A federal judge turned aside an 11th-hour move yesterday by two labor unions to prevent the federal government from instituting controversial changes in rules governing pay raises, layoffs and other personnel practices for government employes.

Judge Thomas Penfield Jackson said he would allow the Office of Personnel Management to put the revised regulations into effect Monday because he did not believe there was any immediate prospect of firings or other major actions against federal workers.

Any disputes stemming from the new rules may be settled later in Congress, in court or through other proceedings, the U.S. District Court judge said.

Lawyers for the American Federation of Government Employees, which claims to represent 700,000 federal workers, immediately appealed Jackson's ruling to the U.S. Court of Appeals here. The union asked the appellate court to block the new rules from taking effect.

Robert Tobias, president of the 110,000-member National Treasury Employees Union, denounced Jackson's ruling, contending it will lead to widespread disruption in personnel proceedings.

The revised regulations were drawn up by the Reagan administration in an attempt to put more emphasis on federal workers' performance and less on seniority. The rules are expected to make it more difficult for employes to gain regular pay increases and to weaken job security for longtime employes.

The shift would affect the way longevity pay raises and reductions in force are carried out for 1.2 million white-collar government workers, including about 360,000 in the Washington and Baltimore areas.

Congress has twice barred the Office of Personnel Management from instituting the revamped regulations. But the latest congressional ban will expire Monday. With Congress in recess, no further action is likely before mid-July, officials said.

An amendment to delay the shift in rules, sponsored by Rep. Steny H. Hoyer (D-Md.), has been approved by the House as part of an appropriations measure. No similar provision has been adopted by the Senate.
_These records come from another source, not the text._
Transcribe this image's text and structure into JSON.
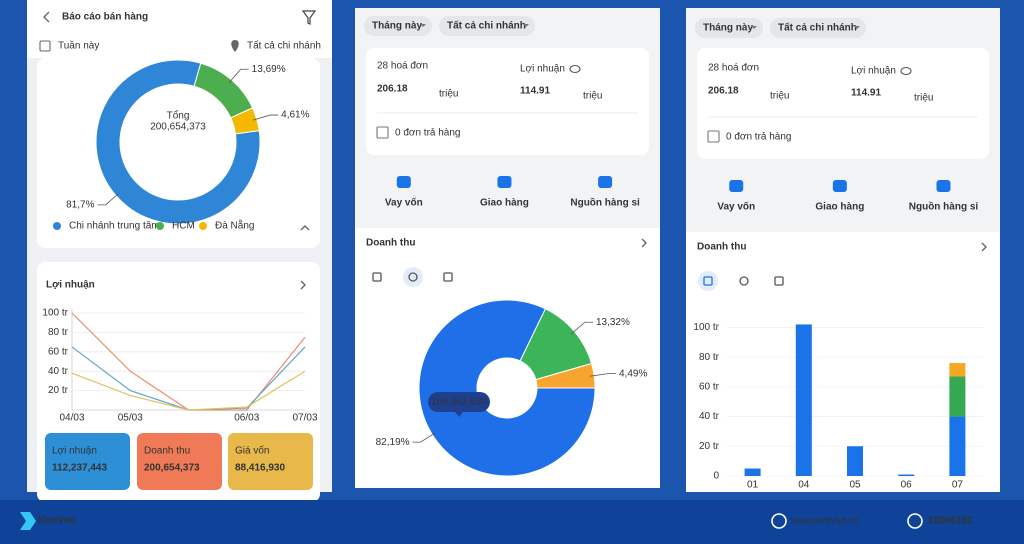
{
  "panels": [
    {
      "title": "Báo cáo bán hàng",
      "period": "Tuần này",
      "branch": "Tất cả chi nhánh",
      "profit_title": "Lợi nhuận",
      "cards": [
        {
          "label": "Lợi nhuận",
          "value": "112,237,443"
        },
        {
          "label": "Doanh thu",
          "value": "200,654,373"
        },
        {
          "label": "Giá vốn",
          "value": "88,416,930"
        }
      ]
    },
    {
      "period": "Tháng này",
      "branch": "Tất cả chi nhánh",
      "invoices": "28 hoá đơn",
      "revenue": "206.18",
      "revenue_unit": "triệu",
      "profit_label": "Lợi nhuận",
      "profit": "114.91",
      "profit_unit": "triệu",
      "returns": "0 đơn trả hàng",
      "actions": [
        "Vay vốn",
        "Giao hàng",
        "Nguồn hàng sỉ"
      ],
      "section": "Doanh thu"
    },
    {
      "period": "Tháng này",
      "branch": "Tất cả chi nhánh",
      "invoices": "28 hoá đơn",
      "revenue": "206.18",
      "revenue_unit": "triệu",
      "profit_label": "Lợi nhuận",
      "profit": "114.91",
      "profit_unit": "triệu",
      "returns": "0 đơn trả hàng",
      "actions": [
        "Vay vốn",
        "Giao hàng",
        "Nguồn hàng sỉ"
      ],
      "section": "Doanh thu"
    }
  ],
  "footer": {
    "brand": "KiotViet",
    "website": "www.kiotviet.vn",
    "phone": "18006162"
  },
  "chart_data": [
    {
      "type": "pie",
      "center_label": "Tổng",
      "total": "200,654,373",
      "categories": [
        "Chi nhánh trung tâm",
        "HCM",
        "Đà Nẵng"
      ],
      "values": [
        81.7,
        13.69,
        4.61
      ],
      "value_labels": [
        "81,7%",
        "13,69%",
        "4,61%"
      ],
      "colors": [
        "#2f86d6",
        "#4cae4f",
        "#f5b800"
      ]
    },
    {
      "type": "line",
      "categories": [
        "04/03",
        "05/03",
        null,
        "06/03",
        "07/03"
      ],
      "ylim": [
        0,
        100
      ],
      "yticks": [
        {
          "value": 20,
          "label": "20 tr"
        },
        {
          "value": 40,
          "label": "40 tr"
        },
        {
          "value": 60,
          "label": "60 tr"
        },
        {
          "value": 80,
          "label": "80 tr"
        },
        {
          "value": 100,
          "label": "100 tr"
        }
      ],
      "grid": true,
      "series": [
        {
          "color": "#f08a6a",
          "values": [
            100,
            40,
            0,
            0,
            75
          ]
        },
        {
          "color": "#5fa8c8",
          "values": [
            65,
            20,
            0,
            2,
            65
          ]
        },
        {
          "color": "#e3c25e",
          "values": [
            38,
            15,
            0,
            3,
            40
          ]
        }
      ]
    },
    {
      "type": "pie",
      "tooltip": "169,462,630",
      "values": [
        82.19,
        13.32,
        4.49
      ],
      "value_labels": [
        "82,19%",
        "13,32%",
        "4,49%"
      ],
      "colors": [
        "#1e6fe8",
        "#3cb55a",
        "#f8a530"
      ]
    },
    {
      "type": "bar",
      "stacked": true,
      "categories": [
        "01",
        "04",
        "05",
        "06",
        "07"
      ],
      "ylim": [
        0,
        105
      ],
      "yticks": [
        0,
        {
          "value": 20,
          "label": "20 tr"
        },
        {
          "value": 40,
          "label": "40 tr"
        },
        {
          "value": 60,
          "label": "60 tr"
        },
        {
          "value": 80,
          "label": "80 tr"
        },
        {
          "value": 100,
          "label": "100 tr"
        }
      ],
      "grid": true,
      "series": [
        {
          "color": "#1a73e8",
          "values": [
            5,
            102,
            20,
            1,
            40
          ]
        },
        {
          "color": "#34a853",
          "values": [
            0,
            0,
            0,
            0,
            27
          ]
        },
        {
          "color": "#f5a623",
          "values": [
            0,
            0,
            0,
            0,
            9
          ]
        }
      ]
    }
  ]
}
A House-Senate conference committee is expected to decide soon whether to retain the Hoyer amendment.

Earlier this week, the Office of Personnel Management indicated it might withdraw the proposed rules, but the OPM move was quickly overturned by the Office of Management and Budget. An OMB spokesman said the proposed delay was rejected because the new rules reflected administration policy.

In a further sign of last-minute jockeying, Rep. Frank R. Wolf (R-Va.) called on OMB director David A. Stockman to "pull back" the revised rules. "The people who are threatened by these regulations are loyal, dependable, fully successful performing civil servants," Wolf said in a letter released yesterday.

In his ruling yesterday, Jackson chided the unions for delaying their court challenge until three days before the rules were due to take effect, and he said that Congress should not expect the courts to "relieve it of the time pressure" of Monday's deadline by interceding in the personnel dispute.